The British Jewish writer Deborah Levy’s novel “Hot Milk,” is among the thirteen books on the longlist for this year’s Man Booker Prize, announced earlier today.
“Hot Milk” tells the story of a Sofia, a half-English, half-Greek student in London, and her mother, Rose. In a July 10th review of the book in the New York Times, Sarah Lyall lauded Levy for her “great imagination, the poetry of her language, her way of finding the wonder in the everyday, of saying a lot with a little, of moving gracefully among pathos, danger and humor and of providing a character as interesting and surprising as Sofia.”
This is the second time Levy, also a playwright and poet, has been a candidate for the Man Booker, a prestigious literary prize issued annually to the best English-language novel published in the United Kingdom. Her novel “Swimming Home” was shortlisted for the 2012 prize.

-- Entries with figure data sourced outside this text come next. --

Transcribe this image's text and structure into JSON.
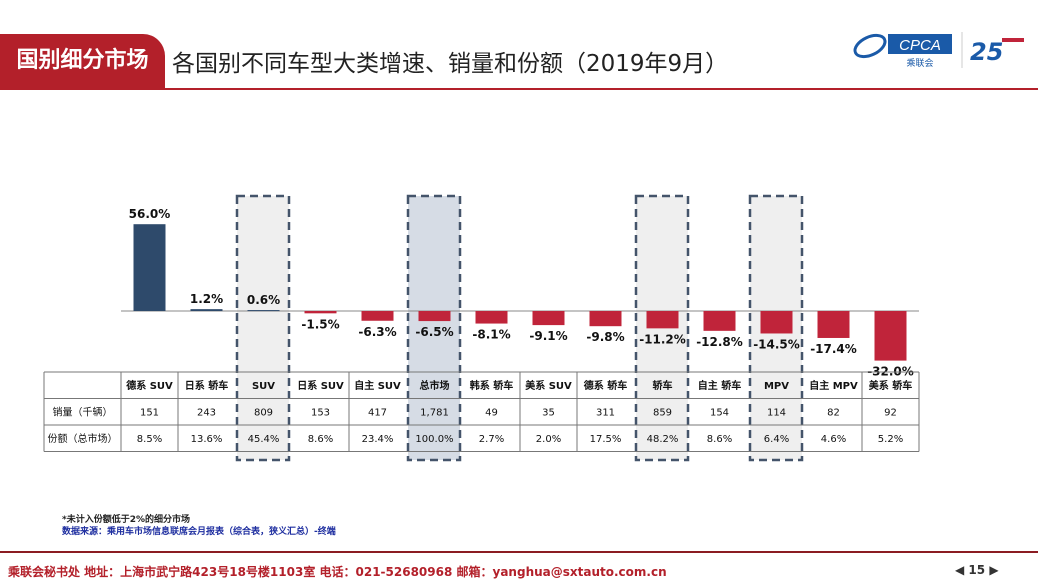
{
  "header": {
    "tag": "国别细分市场",
    "title": "各国别不同车型大类增速、销量和份额（2019年9月）",
    "logo_text": "CPCA",
    "logo_sub": "乘联会",
    "logo_anniv": "25"
  },
  "chart_data": {
    "type": "bar",
    "categories": [
      "德系 SUV",
      "日系 轿车",
      "SUV",
      "日系 SUV",
      "自主 SUV",
      "总市场",
      "韩系 轿车",
      "美系 SUV",
      "德系 轿车",
      "轿车",
      "自主 轿车",
      "MPV",
      "自主 MPV",
      "美系 轿车"
    ],
    "values": [
      56.0,
      1.2,
      0.6,
      -1.5,
      -6.3,
      -6.5,
      -8.1,
      -9.1,
      -9.8,
      -11.2,
      -12.8,
      -14.5,
      -17.4,
      -32.0
    ],
    "labels": [
      "56.0%",
      "1.2%",
      "0.6%",
      "-1.5%",
      "-6.3%",
      "-6.5%",
      "-8.1%",
      "-9.1%",
      "-9.8%",
      "-11.2%",
      "-12.8%",
      "-14.5%",
      "-17.4%",
      "-32.0%"
    ],
    "highlighted": [
      "SUV",
      "总市场",
      "轿车",
      "MPV"
    ],
    "colors": {
      "positive": "#2e4a6b",
      "negative": "#c0243a",
      "highlight_fill": "#efefef",
      "total_fill": "#d6dce5"
    },
    "table": {
      "rows": [
        {
          "label": "销量（千辆）",
          "values": [
            "151",
            "243",
            "809",
            "153",
            "417",
            "1,781",
            "49",
            "35",
            "311",
            "859",
            "154",
            "114",
            "82",
            "92"
          ]
        },
        {
          "label": "份额（总市场）",
          "values": [
            "8.5%",
            "13.6%",
            "45.4%",
            "8.6%",
            "23.4%",
            "100.0%",
            "2.7%",
            "2.0%",
            "17.5%",
            "48.2%",
            "8.6%",
            "6.4%",
            "4.6%",
            "5.2%"
          ]
        }
      ]
    }
  },
  "notes": {
    "note1": "*未计入份额低于2%的细分市场",
    "note2": "数据来源：乘用车市场信息联席会月报表（综合表，狭义汇总）-终端"
  },
  "footer": {
    "text": "乘联会秘书处  地址：上海市武宁路423号18号楼1103室  电话：021-52680968  邮箱：",
    "email": "yanghua@sxtauto.com.cn",
    "page": "15"
  }
}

Other novels on the longlist include Paul Beatty’s “The Sellout,” a novel that, as the Forward’s Adam Langer wrote, “is both a raucous satire and deadly serious meditation on what we do and don’t talk about when we talk about race in America.” While Beatty is not Jewish, that combination of effects reminded Langer distinctly of Philip Roth, sort of.
The shortlist for the prize will be announced on September 13th, and its winner on October 25th.